Amazon’s adaptation of The Wheel of Time series begins airing on November 19 after years of development and false starts. And as Ars Technica’s resident WoT book nerds, Andrew Cunningham (that’s me) and Lee Hutchinson will be here to recap the first season for you, episode by episode. We’ve both read Robert Jordan’s (and, later, Brandon Sanderson’s) 14-volume fantasy epic from end to end more than once, and it would be a shame to let such a ridiculous time investment go to waste!

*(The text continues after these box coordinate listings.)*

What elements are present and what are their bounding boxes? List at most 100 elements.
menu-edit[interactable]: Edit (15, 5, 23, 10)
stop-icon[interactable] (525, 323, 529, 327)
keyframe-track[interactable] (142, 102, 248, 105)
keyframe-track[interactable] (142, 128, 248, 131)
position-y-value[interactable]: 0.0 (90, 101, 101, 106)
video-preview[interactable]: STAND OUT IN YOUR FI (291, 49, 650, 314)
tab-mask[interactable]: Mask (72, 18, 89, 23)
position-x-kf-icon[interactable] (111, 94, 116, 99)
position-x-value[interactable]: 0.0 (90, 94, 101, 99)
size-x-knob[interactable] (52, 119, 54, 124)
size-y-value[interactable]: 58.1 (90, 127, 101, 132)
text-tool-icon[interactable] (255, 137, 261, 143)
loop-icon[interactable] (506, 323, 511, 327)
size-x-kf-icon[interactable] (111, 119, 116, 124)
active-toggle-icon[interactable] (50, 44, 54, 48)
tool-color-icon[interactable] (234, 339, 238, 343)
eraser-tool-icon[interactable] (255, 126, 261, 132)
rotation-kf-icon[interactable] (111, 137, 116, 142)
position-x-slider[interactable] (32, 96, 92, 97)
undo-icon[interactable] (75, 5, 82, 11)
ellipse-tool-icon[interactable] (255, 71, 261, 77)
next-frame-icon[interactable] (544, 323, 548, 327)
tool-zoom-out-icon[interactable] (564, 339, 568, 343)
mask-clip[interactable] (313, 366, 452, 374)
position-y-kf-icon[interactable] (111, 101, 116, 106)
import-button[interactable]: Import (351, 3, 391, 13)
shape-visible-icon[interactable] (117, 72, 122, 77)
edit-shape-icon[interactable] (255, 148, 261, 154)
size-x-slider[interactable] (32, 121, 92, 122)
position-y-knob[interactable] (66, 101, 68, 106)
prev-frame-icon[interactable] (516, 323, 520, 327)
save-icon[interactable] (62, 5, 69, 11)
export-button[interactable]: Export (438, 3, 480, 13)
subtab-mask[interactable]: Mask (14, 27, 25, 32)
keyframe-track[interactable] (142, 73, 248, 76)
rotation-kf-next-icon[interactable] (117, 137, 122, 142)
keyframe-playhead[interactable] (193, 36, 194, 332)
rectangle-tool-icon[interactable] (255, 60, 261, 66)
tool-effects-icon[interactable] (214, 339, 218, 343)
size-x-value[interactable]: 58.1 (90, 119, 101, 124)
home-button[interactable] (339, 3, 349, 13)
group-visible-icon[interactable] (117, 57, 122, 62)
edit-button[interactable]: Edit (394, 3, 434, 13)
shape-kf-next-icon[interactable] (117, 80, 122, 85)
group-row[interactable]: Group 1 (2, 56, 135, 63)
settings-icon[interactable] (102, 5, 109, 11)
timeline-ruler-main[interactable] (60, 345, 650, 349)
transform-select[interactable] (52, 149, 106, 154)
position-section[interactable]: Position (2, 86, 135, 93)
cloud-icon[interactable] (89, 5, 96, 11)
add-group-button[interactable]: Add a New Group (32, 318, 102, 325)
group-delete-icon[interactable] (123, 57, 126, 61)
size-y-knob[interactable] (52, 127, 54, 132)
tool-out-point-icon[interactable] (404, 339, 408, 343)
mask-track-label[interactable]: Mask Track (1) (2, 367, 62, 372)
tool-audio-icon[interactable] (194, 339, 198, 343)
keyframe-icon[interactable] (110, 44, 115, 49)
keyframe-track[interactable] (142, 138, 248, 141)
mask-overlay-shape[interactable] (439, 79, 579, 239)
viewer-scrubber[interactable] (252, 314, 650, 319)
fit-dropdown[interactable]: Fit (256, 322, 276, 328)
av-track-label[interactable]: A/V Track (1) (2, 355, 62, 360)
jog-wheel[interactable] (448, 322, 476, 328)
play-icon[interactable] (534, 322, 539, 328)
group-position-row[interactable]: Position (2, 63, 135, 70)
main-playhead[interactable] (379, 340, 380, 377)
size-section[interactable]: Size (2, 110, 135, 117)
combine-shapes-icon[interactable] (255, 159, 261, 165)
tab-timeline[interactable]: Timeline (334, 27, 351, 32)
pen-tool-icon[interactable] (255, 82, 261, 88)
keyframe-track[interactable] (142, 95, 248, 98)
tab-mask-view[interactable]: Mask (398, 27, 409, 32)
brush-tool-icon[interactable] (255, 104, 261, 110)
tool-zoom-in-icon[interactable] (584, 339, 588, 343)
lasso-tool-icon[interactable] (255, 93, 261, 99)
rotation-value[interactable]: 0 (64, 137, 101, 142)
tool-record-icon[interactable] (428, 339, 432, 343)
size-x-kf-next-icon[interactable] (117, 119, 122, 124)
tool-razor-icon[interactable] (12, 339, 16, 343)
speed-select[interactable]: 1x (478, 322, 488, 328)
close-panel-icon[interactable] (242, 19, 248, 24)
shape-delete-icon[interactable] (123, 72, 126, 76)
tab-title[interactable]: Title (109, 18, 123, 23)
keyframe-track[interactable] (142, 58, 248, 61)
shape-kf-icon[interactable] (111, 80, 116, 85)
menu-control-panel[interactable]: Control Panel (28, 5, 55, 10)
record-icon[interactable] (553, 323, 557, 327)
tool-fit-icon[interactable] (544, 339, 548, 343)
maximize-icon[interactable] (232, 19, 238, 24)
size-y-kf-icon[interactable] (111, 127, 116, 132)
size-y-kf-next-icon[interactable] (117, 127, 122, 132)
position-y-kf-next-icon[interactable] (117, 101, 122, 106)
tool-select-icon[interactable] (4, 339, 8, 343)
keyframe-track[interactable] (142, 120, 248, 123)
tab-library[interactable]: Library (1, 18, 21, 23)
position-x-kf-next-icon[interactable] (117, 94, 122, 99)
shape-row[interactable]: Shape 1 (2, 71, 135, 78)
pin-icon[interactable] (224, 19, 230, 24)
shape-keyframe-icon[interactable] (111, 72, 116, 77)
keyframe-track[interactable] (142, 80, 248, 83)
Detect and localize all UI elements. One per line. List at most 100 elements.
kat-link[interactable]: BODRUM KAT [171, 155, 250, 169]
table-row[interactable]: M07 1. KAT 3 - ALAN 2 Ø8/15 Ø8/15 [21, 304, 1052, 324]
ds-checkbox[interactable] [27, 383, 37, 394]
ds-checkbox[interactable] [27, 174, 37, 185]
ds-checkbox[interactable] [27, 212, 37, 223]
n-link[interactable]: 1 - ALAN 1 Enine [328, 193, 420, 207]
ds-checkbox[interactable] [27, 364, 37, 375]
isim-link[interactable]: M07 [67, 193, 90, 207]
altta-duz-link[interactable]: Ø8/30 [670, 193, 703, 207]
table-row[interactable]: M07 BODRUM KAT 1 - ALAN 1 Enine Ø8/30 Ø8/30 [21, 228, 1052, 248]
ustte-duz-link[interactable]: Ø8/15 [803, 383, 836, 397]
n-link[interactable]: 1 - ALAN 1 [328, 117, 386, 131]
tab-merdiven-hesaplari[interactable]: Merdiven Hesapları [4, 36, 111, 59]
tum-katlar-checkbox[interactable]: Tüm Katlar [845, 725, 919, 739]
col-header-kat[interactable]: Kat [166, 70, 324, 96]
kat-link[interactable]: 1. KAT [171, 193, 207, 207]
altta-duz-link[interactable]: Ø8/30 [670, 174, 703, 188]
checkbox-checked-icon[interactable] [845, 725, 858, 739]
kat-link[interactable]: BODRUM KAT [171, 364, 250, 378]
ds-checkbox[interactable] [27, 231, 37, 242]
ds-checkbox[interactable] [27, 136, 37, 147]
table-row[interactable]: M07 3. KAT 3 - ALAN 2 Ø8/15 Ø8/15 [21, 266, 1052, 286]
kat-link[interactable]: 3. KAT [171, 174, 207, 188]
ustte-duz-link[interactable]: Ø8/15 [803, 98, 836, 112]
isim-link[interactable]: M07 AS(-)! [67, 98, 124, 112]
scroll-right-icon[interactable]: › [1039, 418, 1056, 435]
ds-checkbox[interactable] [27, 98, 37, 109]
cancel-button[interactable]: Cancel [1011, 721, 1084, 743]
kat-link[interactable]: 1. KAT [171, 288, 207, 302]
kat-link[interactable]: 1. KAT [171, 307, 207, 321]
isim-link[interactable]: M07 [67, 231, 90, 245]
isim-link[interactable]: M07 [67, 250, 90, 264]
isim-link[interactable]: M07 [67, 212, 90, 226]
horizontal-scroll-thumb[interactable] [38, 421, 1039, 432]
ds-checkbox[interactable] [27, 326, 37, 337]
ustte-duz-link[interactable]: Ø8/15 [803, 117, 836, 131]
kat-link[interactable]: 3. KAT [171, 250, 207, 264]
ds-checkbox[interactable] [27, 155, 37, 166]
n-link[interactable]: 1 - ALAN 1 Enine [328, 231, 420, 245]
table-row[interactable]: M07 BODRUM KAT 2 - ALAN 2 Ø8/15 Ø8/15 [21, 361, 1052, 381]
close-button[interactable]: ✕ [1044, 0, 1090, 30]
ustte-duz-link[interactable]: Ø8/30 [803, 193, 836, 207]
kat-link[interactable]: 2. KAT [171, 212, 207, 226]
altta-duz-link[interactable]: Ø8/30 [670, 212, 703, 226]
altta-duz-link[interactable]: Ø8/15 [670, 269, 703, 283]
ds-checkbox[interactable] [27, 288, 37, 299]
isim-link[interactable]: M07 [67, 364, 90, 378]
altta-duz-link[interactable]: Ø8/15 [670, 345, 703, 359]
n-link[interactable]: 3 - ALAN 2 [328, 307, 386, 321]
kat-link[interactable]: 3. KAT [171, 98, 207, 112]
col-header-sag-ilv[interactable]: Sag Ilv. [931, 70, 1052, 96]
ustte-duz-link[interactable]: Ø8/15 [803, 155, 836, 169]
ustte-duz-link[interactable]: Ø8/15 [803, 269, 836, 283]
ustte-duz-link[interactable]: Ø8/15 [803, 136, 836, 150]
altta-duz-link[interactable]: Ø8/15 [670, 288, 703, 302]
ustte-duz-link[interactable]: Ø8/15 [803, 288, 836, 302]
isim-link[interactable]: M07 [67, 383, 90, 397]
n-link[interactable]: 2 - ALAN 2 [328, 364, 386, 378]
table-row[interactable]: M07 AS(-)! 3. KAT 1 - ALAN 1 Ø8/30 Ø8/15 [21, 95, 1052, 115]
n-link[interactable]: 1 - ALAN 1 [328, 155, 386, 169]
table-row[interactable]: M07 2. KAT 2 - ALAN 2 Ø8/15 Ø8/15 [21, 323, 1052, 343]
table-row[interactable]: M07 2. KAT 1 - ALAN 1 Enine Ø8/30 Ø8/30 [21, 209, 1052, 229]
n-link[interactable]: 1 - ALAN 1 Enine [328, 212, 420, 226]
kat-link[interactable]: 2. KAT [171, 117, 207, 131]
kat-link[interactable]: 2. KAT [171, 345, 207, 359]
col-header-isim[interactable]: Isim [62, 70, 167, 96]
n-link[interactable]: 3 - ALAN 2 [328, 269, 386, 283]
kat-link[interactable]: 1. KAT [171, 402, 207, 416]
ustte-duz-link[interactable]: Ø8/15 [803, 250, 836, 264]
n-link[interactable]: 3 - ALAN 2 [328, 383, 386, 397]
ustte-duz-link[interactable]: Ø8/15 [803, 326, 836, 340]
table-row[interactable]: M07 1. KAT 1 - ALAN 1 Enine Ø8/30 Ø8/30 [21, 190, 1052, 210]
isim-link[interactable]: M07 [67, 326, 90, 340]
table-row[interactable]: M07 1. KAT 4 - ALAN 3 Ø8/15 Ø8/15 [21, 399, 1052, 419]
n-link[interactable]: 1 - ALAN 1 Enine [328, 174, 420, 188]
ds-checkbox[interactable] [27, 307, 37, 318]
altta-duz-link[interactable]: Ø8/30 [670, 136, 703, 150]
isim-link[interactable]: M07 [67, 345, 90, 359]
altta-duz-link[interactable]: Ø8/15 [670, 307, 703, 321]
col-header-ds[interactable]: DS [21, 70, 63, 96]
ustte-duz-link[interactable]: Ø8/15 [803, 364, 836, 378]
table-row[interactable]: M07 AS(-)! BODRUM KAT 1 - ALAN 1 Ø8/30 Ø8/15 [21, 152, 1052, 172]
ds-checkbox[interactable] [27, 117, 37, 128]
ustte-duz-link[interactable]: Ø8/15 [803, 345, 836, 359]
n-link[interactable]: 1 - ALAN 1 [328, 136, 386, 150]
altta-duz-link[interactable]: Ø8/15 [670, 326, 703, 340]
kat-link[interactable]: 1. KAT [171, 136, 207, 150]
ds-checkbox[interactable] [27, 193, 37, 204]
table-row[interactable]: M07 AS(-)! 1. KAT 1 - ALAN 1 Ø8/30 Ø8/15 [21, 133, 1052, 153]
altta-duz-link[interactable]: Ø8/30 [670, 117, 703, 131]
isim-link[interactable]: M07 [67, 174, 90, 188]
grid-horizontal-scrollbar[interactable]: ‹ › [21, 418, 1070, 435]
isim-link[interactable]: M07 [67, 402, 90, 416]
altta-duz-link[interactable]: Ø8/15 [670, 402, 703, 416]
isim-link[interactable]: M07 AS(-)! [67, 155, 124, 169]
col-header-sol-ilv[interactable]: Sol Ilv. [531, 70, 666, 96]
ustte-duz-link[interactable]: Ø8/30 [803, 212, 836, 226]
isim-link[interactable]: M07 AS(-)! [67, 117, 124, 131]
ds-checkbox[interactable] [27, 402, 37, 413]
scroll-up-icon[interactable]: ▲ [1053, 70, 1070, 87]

The Wheel of Time series in its current iteration has been in the works since at least 2016, when Wheel of Time copyright owner (and Robert Jordan’s wife and editor) Harriet McDougal teased a “cutting edge TV series” from a “major studio” in the wake of a terrible low-budget pilot that aired in the wee hours one day in early 2015. Amazon has put some serious marketing muscle behind the series, with a slow-but-steady drip of trailers and promotional images, plus a gigantic interactive page walking you through the series’ main characters and some of its complex lore. Amazon has also already renewed the series for a second season.
Sprawling, multi-book series like WoT can be tough to adapt, as we learned from watching the highs and lows of HBO’s Game of Thrones over its eight-year run. Plot arcs need to be streamlined, tweaked, or dropped altogether; new characters are invented while existing ones (including fan-favorites!) are skipped over; and the unlimited special effects produced in the human mind need to be replicated by the finite capabilities of computer-generated imagery.
Will The Wheel of Time series be everything fans have always wanted? Will it become a GoT-style cultural crossover mega-hit that makes it all the way through the entire story or a valiant effort that ends after a handful of seasons? Will Andrew and Lee regret the commitment they have made to publish their opinions on every single episode? The only way to know is to read along. Our impressions will go up on November 20, after the first three episodes of the series have been released on Amazon Prime.